Personal information
- Full name: Benito Félix Montalvo
- Date of birth: 19 September 1985 (age 40)
- Place of birth: Unquillo, Argentina
- Height: 1.81 m (5 ft 11 in)
- Position: Midfielder

Team information
- Current team: India (assistant)

Senior career*
- Years: Team / Apps / (Gls)
- 2005−2008: Instituto Atlético Central Córdoba / 18 / (1)
- 2008−2009: Central Córdoba / 13 / (1)
- 2009−2010: Instituto Atlético Central Córdoba / 15 / (1)
- 2010−2011: Tacuary / 11 / (1)
- 2011−2012: Deportivo Capiata / 12 / (1)
- 2012-2013: Cerro Porteño Pdte Franco / 5 / (0)
- 2012−2014: FC Jūrmala / 36 / (5)
- 2015: Bhayangkara / 0 / (0)
- 2015−2016: Ciudad de Ibiza / 10 / (0)
- 2016−2017: Vilassar de Mar / 12 / (0)

Managerial career
- 2020–2023: Hyderabad (assistant)
- 2023–2025: Goa (assistant)
- 2024−: India (assistant)

= Benito Montalvo =

Argentine football coach

Benito Montalvo (born 19 September 1985 in Unquillo) is an Argentine football coach. He worked at the Marcet Foundation as a coach, analyst and sport director. He is currently assistant coach of India.

==Coaching career==
Following his retirement as a player in 2017, Benito received training as a coach, analyst and sports director in Barcelona and has also been the head coach of Espanyol Academy Helsinki. During training camps in Finland and Sweden during the COVID-19 pandemic, Benito met Spaniard Manolo Márquez. Benito's first coaching job was as an assistant coach for Marquez in 2020, at Indian Super League club Hyderabad.

With Hyderabad, Benito won his first trophy as a coach, with the club beating Kerala Blasters in the 2021–22 ISL Cup Final. This ISL Cup triumph was also the first trophy in Hyderabad's history.

In 2023, Marquez left Hyderabad to join fellow ISL club Goa. Benito was also subsequently hired by the club as his assistant.
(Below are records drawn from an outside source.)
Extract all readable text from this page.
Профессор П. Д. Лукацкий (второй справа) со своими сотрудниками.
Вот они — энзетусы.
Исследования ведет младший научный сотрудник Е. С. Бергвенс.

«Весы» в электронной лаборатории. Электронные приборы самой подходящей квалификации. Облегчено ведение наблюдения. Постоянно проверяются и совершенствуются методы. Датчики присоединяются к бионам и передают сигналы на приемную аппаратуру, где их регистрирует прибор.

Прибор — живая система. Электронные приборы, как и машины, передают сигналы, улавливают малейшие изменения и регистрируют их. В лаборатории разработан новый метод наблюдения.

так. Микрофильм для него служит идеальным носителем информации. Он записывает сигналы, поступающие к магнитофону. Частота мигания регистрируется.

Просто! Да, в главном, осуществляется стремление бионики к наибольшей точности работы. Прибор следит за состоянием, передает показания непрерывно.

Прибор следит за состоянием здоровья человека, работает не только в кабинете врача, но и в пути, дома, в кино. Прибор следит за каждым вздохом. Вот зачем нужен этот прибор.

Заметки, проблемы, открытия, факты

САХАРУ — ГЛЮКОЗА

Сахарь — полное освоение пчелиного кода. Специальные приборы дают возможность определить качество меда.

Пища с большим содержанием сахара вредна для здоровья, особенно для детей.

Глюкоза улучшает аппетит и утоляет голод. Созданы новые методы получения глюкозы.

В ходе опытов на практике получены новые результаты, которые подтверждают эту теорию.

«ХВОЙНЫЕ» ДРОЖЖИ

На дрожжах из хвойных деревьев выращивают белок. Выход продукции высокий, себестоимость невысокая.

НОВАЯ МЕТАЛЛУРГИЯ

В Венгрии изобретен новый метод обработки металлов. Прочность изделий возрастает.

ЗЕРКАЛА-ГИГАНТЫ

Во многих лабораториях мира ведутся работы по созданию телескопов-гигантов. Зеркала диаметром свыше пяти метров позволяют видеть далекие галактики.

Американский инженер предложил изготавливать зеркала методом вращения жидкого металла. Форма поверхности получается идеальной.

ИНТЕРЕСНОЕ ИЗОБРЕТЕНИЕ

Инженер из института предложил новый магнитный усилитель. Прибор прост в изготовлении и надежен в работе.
After a season with the Goan club, Marquez was hired to coach the Indian national team in 2024. As per his contract, he would see out his contract for the 2024–25 season with Goa while also being coach of the national team. Benito was hired by the AIFF as Marquez's assistant manager; similar to Marquez, he would retain his position as Goa's assistant manager until the end of the season.